Pagoda “a temple or sacred building with upward-curving roofs” is an adaptation of Portuguese pagode “temple,” which is of uncertain origin, but there are two prevailing hypotheses. The first is a derivation from classical Persian butkada, in which but (modern Persian bot) means “idol” and derives from Buddha (that is, Sanskrit buddha “awakened”), while kada (modern Persian kade) is a noun of place variously meaning “temple, dwelling, village.” The second explanation is a connection to pagavadi (or pakavati) in Tamil, a language of Sri Lanka and southern India, and the term is borrowed from Sanskrit bhagavatī “goddess” (distantly related to the recent Words of the Day nebbish and baksheesh). In this way, both explanations for pagoda come back to the purpose of the building: a house for gods. Pagoda was first recorded in English circa 1630.

hypnopedia

[hip-nuh-pee-dee-uh]

noun

the act or process of learning during sleep by listening to recordings repeatedly.

Explanation

Hypnopedia “learning during sleep by listening to recordings repeatedly” is a compound of the Ancient Greek nouns hýpnos “sleep” and paideía “child-rearing, education” (compare encyclopedia, from enkýklios paideía “circular education”). Hýpnos is the Ancient Greek cognate of Latin somnus “sleep”; because Ancient Greek and Latin are both Indo-European languages, the two languages share hundreds of cognates, and Ancient Greek h often corresponds to Latin s at the beginning of a word (compare hyper- and super-).

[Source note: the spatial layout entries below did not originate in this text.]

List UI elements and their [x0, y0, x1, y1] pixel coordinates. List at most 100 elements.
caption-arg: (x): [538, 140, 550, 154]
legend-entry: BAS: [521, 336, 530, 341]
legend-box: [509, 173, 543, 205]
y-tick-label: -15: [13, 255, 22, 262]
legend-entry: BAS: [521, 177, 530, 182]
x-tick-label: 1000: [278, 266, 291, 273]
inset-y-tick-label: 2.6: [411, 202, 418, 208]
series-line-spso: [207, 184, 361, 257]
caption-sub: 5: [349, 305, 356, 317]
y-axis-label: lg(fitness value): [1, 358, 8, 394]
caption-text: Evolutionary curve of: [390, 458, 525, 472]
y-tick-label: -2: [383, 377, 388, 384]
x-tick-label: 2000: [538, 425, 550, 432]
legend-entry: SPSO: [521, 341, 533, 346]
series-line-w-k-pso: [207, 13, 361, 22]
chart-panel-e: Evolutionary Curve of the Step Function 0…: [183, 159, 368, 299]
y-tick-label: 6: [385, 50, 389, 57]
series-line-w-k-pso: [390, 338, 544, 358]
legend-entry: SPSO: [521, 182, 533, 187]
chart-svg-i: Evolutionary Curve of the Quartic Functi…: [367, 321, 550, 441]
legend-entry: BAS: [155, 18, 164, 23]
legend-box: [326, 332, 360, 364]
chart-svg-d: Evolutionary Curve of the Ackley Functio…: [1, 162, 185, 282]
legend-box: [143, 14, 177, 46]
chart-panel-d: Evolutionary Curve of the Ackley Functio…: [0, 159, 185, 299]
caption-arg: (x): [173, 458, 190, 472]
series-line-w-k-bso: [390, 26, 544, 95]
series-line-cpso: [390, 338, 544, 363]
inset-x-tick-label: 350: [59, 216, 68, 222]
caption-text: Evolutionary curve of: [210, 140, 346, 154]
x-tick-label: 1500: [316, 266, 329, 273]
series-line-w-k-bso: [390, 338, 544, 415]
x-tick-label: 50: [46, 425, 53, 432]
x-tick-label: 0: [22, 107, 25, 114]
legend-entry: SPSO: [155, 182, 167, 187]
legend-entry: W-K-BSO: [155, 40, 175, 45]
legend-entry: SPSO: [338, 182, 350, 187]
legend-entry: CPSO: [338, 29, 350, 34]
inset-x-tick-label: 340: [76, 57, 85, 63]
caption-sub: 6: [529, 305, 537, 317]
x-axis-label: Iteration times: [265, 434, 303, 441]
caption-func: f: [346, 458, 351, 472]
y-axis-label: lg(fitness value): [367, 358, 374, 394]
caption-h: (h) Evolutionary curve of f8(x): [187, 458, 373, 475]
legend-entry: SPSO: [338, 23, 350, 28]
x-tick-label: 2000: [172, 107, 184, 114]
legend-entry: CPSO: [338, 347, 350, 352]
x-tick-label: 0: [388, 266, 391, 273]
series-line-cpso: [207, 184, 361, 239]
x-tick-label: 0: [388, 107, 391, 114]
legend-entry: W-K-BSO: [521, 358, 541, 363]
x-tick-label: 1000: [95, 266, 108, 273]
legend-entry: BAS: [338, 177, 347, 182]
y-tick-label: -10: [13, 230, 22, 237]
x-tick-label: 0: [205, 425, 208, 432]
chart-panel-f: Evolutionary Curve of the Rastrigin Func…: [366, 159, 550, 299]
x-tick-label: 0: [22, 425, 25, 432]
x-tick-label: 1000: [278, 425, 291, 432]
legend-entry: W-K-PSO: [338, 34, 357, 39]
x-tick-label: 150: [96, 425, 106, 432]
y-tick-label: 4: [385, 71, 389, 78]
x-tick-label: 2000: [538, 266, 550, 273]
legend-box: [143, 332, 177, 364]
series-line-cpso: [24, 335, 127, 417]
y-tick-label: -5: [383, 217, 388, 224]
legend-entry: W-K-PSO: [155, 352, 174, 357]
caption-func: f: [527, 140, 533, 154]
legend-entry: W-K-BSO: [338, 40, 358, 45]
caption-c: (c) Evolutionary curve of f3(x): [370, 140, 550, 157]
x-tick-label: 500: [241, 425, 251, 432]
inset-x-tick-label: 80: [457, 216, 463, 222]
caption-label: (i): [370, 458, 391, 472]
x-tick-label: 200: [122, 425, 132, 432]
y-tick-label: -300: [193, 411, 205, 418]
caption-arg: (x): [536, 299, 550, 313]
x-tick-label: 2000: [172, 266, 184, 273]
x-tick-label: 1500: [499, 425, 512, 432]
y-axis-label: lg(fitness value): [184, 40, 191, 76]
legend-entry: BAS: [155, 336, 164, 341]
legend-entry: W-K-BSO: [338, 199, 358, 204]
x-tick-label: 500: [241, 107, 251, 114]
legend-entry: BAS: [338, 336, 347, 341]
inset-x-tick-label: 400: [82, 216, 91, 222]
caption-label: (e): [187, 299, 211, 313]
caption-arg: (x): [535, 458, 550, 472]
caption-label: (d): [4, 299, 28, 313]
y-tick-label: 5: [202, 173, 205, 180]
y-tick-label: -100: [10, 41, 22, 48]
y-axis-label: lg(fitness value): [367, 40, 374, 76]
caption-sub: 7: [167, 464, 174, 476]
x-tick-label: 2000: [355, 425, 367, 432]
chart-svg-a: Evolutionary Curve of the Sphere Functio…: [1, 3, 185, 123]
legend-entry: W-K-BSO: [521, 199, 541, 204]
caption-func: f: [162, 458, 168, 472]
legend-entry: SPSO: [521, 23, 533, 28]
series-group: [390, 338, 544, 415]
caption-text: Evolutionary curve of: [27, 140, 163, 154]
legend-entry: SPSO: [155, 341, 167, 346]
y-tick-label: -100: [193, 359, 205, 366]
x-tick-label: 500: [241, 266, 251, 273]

Paideía comes from paîs (stem paid-) “child,” which is also the source of the combining form pedo- or ped- in pedantic, pediatrician, and pedology “the study of children.” Aldous Huxley is the first known user of hypnopedia in print and may have coined the term for his 1932 novel Brave New World.

piebald

[pahy-bawld]

adjective

having patches of black and white or of other colors; parti-colored.

Explanation

The Word of the Day is piebald. Piebald is a compound of pie and bald, but not with their normal definitions. The pie in piebald refers to magpies, not to the tasty pastry, and comes from the Latin words for “magpie” and “woodpecker.” The connection is based on the magpie’s black and white plumage. The bald element in piebald means “having white on its head,” as in bald eagle. Some linguists identify bald, which most often means “hairless,” as an old derivative of ball—with the shift in definition from “ball-shaped” to “smoothed” and then to “lacking hair.” Other linguists connect bald to modern English blaze, meaning “white mark on an animal’s face” or “mark made on a tree to indicate a trail,” as in recent Word of the Day trailblaze. Piebald was first recorded in English in the 1580s.